Very few scaled the heights to reach the level of Minister to Japan or especially Minister to China – the most important British official east of India. This means that Alcock’s story would inevitably have been out-of-the-ordinary, but there were things about him that made it more than that.
In that he was a middle-class boy who rose so far, he was remarkable for his time, but not unique. Where he was really different was in the way he did it, resisting almost every position he gained, and the higher the position, the more he resisted taking it. So his was a very haphazard progress, in which he moved forward by zig-zag movements instead of in a straight line.
He started his professional life as a medical man, working as a battlefield surgeon to British battalions fighting in civil wars in Portugal and Spain in the 1830s. Problems with his hands led to his giving up that career and he entered the consular service, being among the first batch of consuls to take up positions in China following the 1842 Treaty of Nanjing. His promotion to Japan as first British Minister was deeply unwelcome to him and his time there was undeniably frustrating, although there were significant achievements: establishing a Legation in Edo (Tokyo), defeating the leading anti-foreign domain, getting a decent trade started and introducing Japan’s arts and crafts to the west, all against the background of violence and widespread anti-foreign hostility.
His career in Japan ended with a recall – the preliminary to being dismissed – but he turned things around and was promoted to Beijing, after which he had a long and highly productive retirement.
This talk will tell the story of this contrary, lucky, talented man, focusing on his time in Japan while giving an overview of the rest of his life and career.
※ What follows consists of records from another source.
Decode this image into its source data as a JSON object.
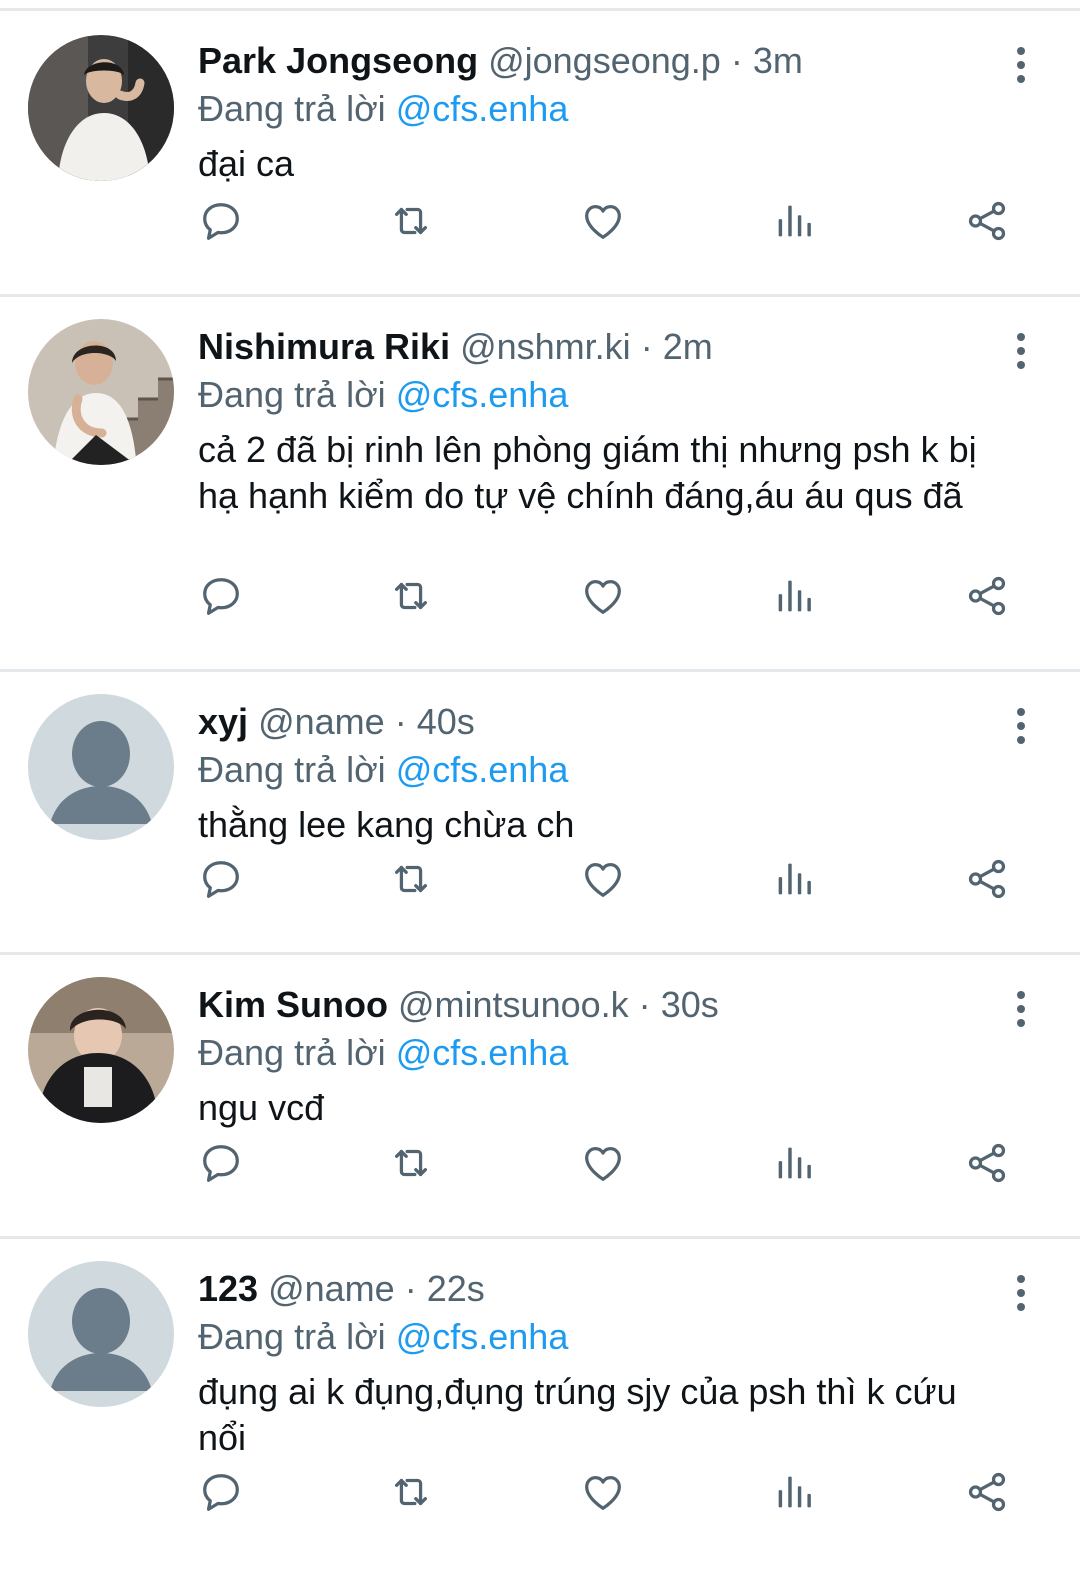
{
  "colors": {
    "mention": "#1d9bf0",
    "muted": "#536471",
    "divider": "#e6e9ec",
    "text": "#0f1419"
  },
  "icons": [
    "reply-icon",
    "retweet-icon",
    "like-icon",
    "views-icon",
    "share-icon",
    "more-icon"
  ],
  "tweets": [
    {
      "name": "Park Jongseong",
      "handle": "@jongseong.p",
      "sep": "·",
      "time": "3m",
      "replying_label": "Đang trả lời",
      "reply_to": "@cfs.enha",
      "text": "đại ca",
      "avatar": "photo"
    },
    {
      "name": "Nishimura Riki",
      "handle": "@nshmr.ki",
      "sep": "·",
      "time": "2m",
      "replying_label": "Đang trả lời",
      "reply_to": "@cfs.enha",
      "text": "cả 2 đã bị rinh lên phòng giám thị nhưng psh k bị hạ hạnh kiểm do tự vệ chính đáng,áu áu qus đã",
      "avatar": "photo"
    },
    {
      "name": "xyj",
      "handle": "@name",
      "sep": "·",
      "time": "40s",
      "replying_label": "Đang trả lời",
      "reply_to": "@cfs.enha",
      "text": "thằng lee kang chừa ch",
      "avatar": "default"
    },
    {
      "name": "Kim Sunoo",
      "handle": "@mintsunoo.k",
      "sep": "·",
      "time": "30s",
      "replying_label": "Đang trả lời",
      "reply_to": "@cfs.enha",
      "text": "ngu vcđ",
      "avatar": "photo"
    },
    {
      "name": "123",
      "handle": "@name",
      "sep": "·",
      "time": "22s",
      "replying_label": "Đang trả lời",
      "reply_to": "@cfs.enha",
      "text": "đụng ai k đụng,đụng trúng sjy của psh thì k cứu nổi",
      "avatar": "default"
    }
  ]
}
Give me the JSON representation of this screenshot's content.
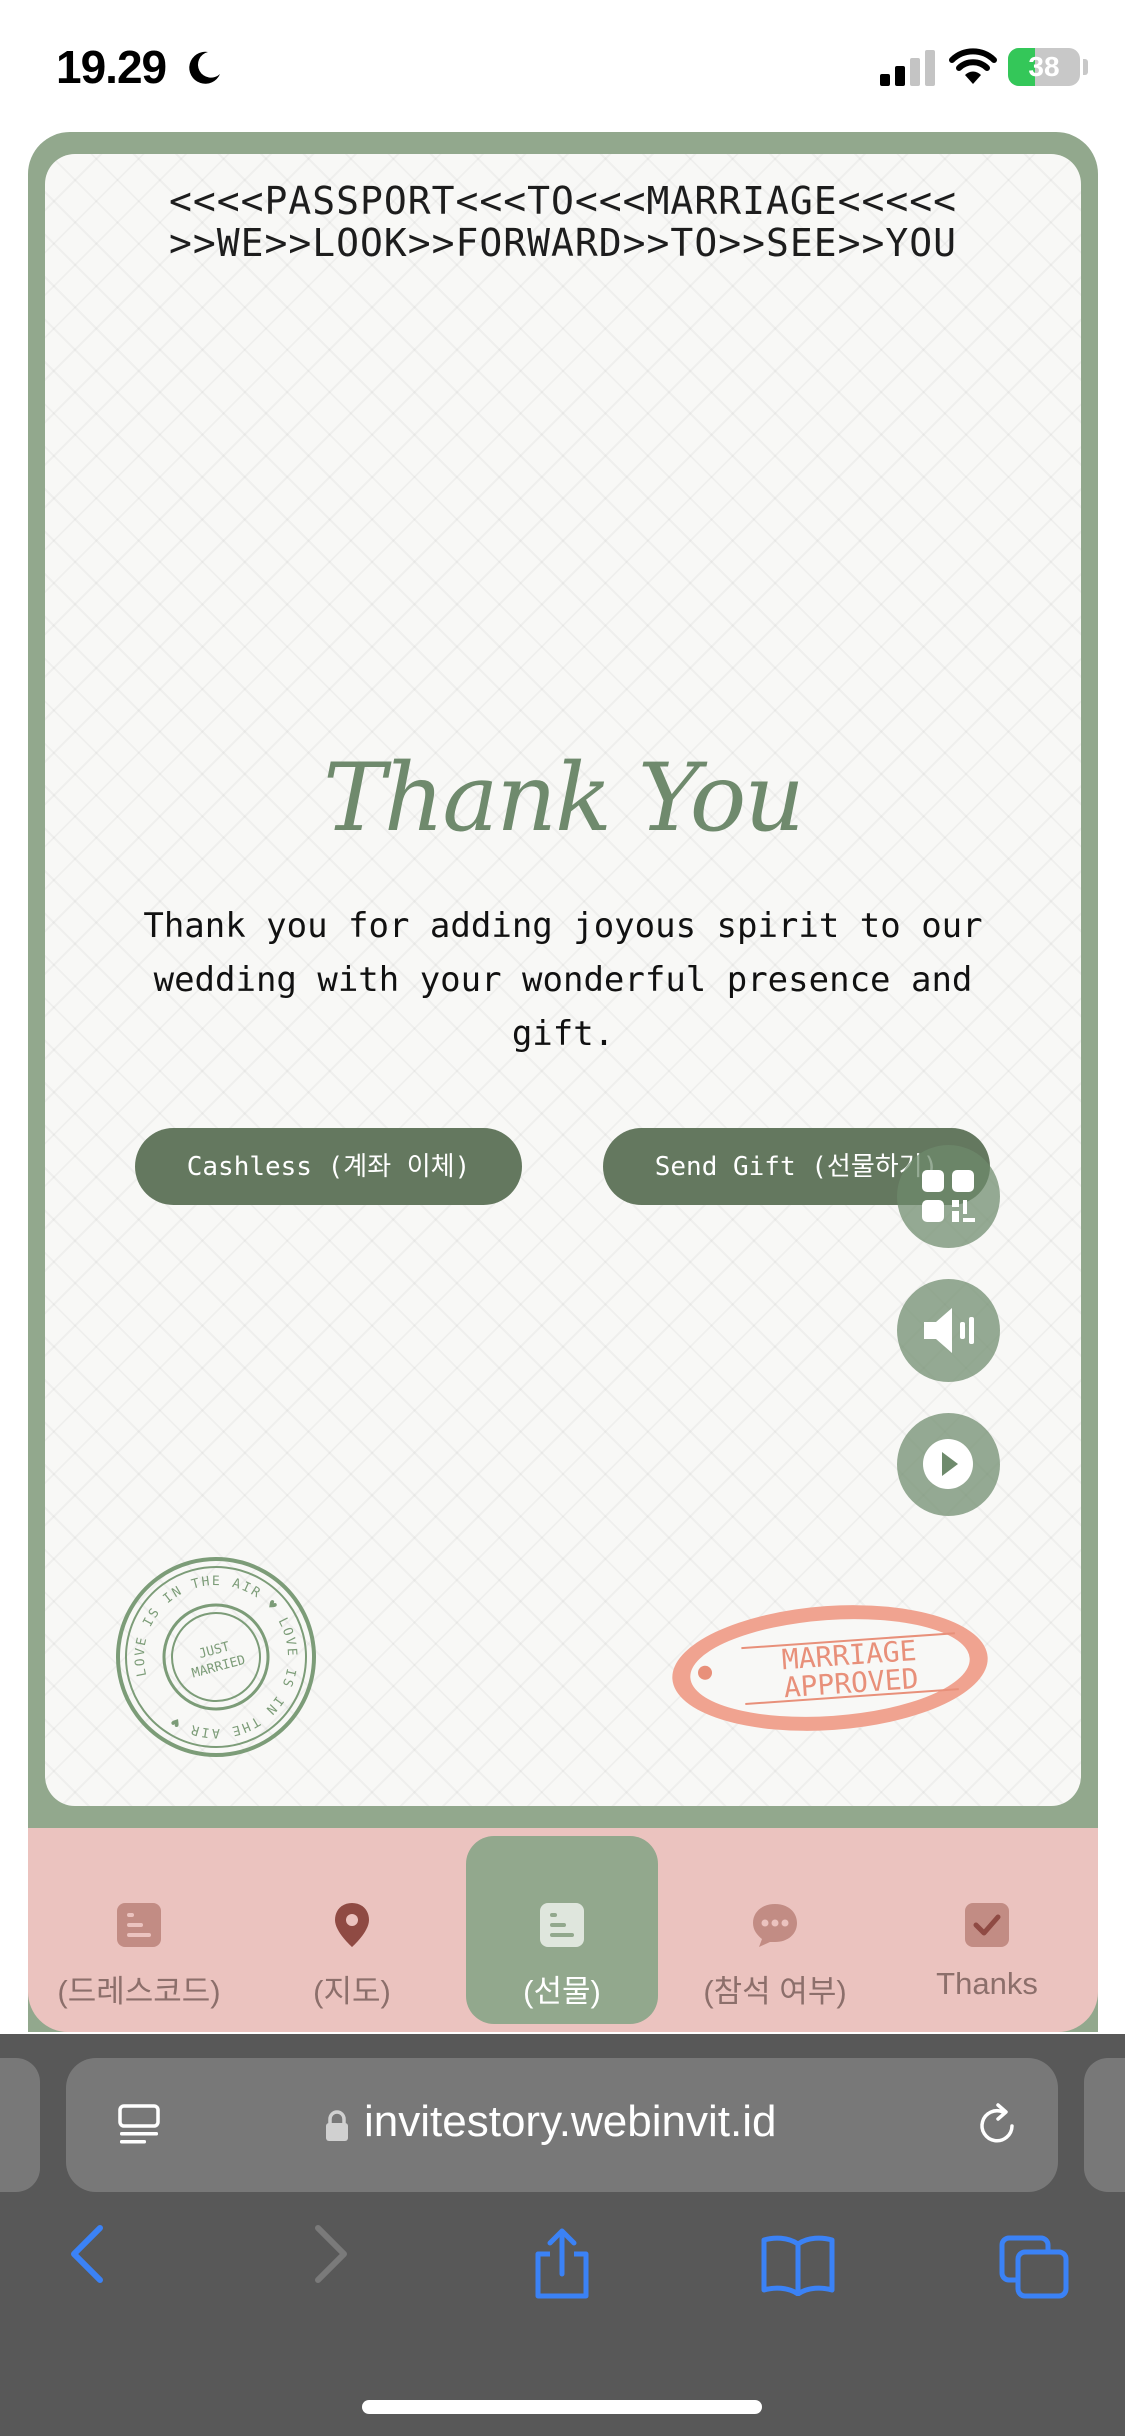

Dr Robert Morton is a professor at Chuo University in Tokyo. His main academic interests are life writing and Britons who lived in Japan during the bakumatsu and Meiji eras (and to a lesser extent, in China). His publications include A.B. Mitford and the Birth of Japan as a Modern State (Folkestone: Renaissance, 2017) which won the 5th Annual Kokkiken Study Award and A Life of Sir Harry Parkes: British Minister to Japan, China and Korea, 1865-1885 (Folkestone: Renaissance, 2021). He is completing a life of Sir Rutherford Alcock, the first British Minister to Japan (1859-1865), as well as researching a book on the life and work of Josiah Conder, which he is writing with the architectural historian Neil Jackson.